С противоположного конца стола раздался сдержанный смех матери, а Дора, подняв высоко брови, спросила, протянув голос:

— И это-то всё, Богдан?

— Для такой молодой девушки, которую из дома выталкивает не материальная нужда, а одна лишь внутренняя сила, — всё. Разве ты могла бы на большее решиться?

— Упаси меня Господь, чтобы я бралась за такую задачу, исход которой неизбежно: старая дева, — ответила она и пожала плечами, словно её коснулся холод.

— Вот видишь, — сказал я и начал как можно спокойнее крутить папиросу.

— Когда она уезжает? Не могу ли я там ещё побывать?

— Не знаю. А что до отъезда, то останется, кажется, до рождественских праздников. Впрочем, разузнай. Я... вряд ли там ещё появлюсь.

— Значит, вы уже попрощались? — спросила девушка и пронзила меня глазами от любопытства.

— На этот раз — да.

Я докурил свою папиросу и молча вышел в сад.

На улице поднялся ветер.

Луна стояла яркая и полная, в саду было светло, как днём, лишь опавшие листья отзывались под ногами, а верхушки деревьев легко колыхались...

Я подошёл, словно влекомый тайной силой, к белому забору и на минуту застыл, вглядываясь в сад Обринских и в освещённые окна их дома. Что происходило за теми окнами? Что происходило в душе девушки?..

Ничего мне не ответило...

Деревья колыхались, и там, за ярко освещёнными окнами, мелькнула раз силуэт госпожи Обринской, — и больше ничего.
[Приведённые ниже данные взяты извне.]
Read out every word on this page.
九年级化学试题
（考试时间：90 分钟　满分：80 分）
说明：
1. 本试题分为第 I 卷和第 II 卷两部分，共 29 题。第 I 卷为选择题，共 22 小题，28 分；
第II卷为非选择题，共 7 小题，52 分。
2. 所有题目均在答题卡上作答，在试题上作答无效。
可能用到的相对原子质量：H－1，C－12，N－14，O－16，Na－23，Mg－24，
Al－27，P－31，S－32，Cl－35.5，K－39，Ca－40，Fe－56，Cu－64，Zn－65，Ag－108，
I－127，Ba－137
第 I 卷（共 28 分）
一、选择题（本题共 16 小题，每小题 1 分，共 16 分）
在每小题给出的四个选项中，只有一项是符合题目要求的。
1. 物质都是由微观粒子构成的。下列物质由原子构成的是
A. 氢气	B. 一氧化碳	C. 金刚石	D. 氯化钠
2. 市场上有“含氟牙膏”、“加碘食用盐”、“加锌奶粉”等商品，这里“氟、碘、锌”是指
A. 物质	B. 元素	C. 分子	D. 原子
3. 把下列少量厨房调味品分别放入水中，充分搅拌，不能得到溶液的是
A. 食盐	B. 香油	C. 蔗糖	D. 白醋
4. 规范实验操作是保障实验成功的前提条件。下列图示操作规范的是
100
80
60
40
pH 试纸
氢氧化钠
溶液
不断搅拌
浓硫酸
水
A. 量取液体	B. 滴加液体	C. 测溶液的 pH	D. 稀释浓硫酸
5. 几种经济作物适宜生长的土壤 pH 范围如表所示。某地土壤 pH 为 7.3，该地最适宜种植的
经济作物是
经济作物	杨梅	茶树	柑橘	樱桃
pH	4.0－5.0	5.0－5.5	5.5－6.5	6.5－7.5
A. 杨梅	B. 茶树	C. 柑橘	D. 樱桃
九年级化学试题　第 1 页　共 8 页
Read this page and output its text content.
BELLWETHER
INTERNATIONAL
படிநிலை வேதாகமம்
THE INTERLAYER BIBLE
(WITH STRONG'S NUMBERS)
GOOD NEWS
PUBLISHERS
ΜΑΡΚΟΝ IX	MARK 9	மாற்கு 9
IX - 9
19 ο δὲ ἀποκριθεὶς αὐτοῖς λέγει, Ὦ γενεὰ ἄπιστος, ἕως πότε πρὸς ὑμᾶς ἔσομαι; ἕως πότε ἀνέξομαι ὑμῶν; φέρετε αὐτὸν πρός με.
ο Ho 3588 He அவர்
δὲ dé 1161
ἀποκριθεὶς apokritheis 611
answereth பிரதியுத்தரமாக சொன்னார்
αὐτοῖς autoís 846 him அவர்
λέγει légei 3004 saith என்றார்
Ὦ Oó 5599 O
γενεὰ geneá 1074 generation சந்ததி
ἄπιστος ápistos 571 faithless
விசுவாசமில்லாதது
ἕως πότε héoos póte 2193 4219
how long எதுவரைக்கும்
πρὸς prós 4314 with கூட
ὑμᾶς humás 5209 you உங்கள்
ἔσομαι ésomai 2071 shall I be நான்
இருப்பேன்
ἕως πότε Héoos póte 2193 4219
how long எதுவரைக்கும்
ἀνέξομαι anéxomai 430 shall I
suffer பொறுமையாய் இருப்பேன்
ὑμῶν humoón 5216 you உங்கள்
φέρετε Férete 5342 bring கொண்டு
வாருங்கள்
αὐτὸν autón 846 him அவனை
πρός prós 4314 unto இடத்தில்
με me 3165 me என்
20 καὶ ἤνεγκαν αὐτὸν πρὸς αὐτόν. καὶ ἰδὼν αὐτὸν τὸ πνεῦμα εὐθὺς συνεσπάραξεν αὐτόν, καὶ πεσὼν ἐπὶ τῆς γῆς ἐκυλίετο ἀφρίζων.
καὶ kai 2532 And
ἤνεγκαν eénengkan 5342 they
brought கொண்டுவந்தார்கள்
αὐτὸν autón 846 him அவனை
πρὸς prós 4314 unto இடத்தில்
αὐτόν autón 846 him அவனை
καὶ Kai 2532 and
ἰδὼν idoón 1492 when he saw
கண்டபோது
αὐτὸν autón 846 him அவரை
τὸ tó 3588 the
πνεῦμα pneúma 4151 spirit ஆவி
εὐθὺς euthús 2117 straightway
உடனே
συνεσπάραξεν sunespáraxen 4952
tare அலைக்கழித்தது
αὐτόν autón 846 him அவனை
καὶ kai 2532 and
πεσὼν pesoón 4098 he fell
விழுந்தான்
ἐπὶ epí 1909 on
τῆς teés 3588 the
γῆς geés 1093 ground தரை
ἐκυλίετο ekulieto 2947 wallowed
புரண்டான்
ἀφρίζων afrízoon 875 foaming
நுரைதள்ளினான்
Одно окно в другой комнате было открыто. В нём никого не было видно, только свет лился наружу. Я смотрел, словно загипнотизированный, — и ждал. Шум деревьев, кругом тишина, небо усеяно звёздами, в сердце грусть, и я — один... Вдруг детское пение... голос Нестора в сопровождении нежного аккомпанемента фортепиано, а затем этот лёгкий голос, одной строфой старой красивой песни ласкающий... обнимающий...

Эхо далеко в горы улетало,

Ведь у костров поганцы песни вели.

Но кто расскажет, какие слёзы лили

Взятые в плен христиане-невольники?!..

Но кто расскажет —

(тут присоединился голос Мани)

какие слёзы лили

Взятые в плен христиане-невольники...

Я отвернулся.

Эти два голоса — мягкие и непобедимые силой своей невинности — слились в один... и — гнали меня прочь...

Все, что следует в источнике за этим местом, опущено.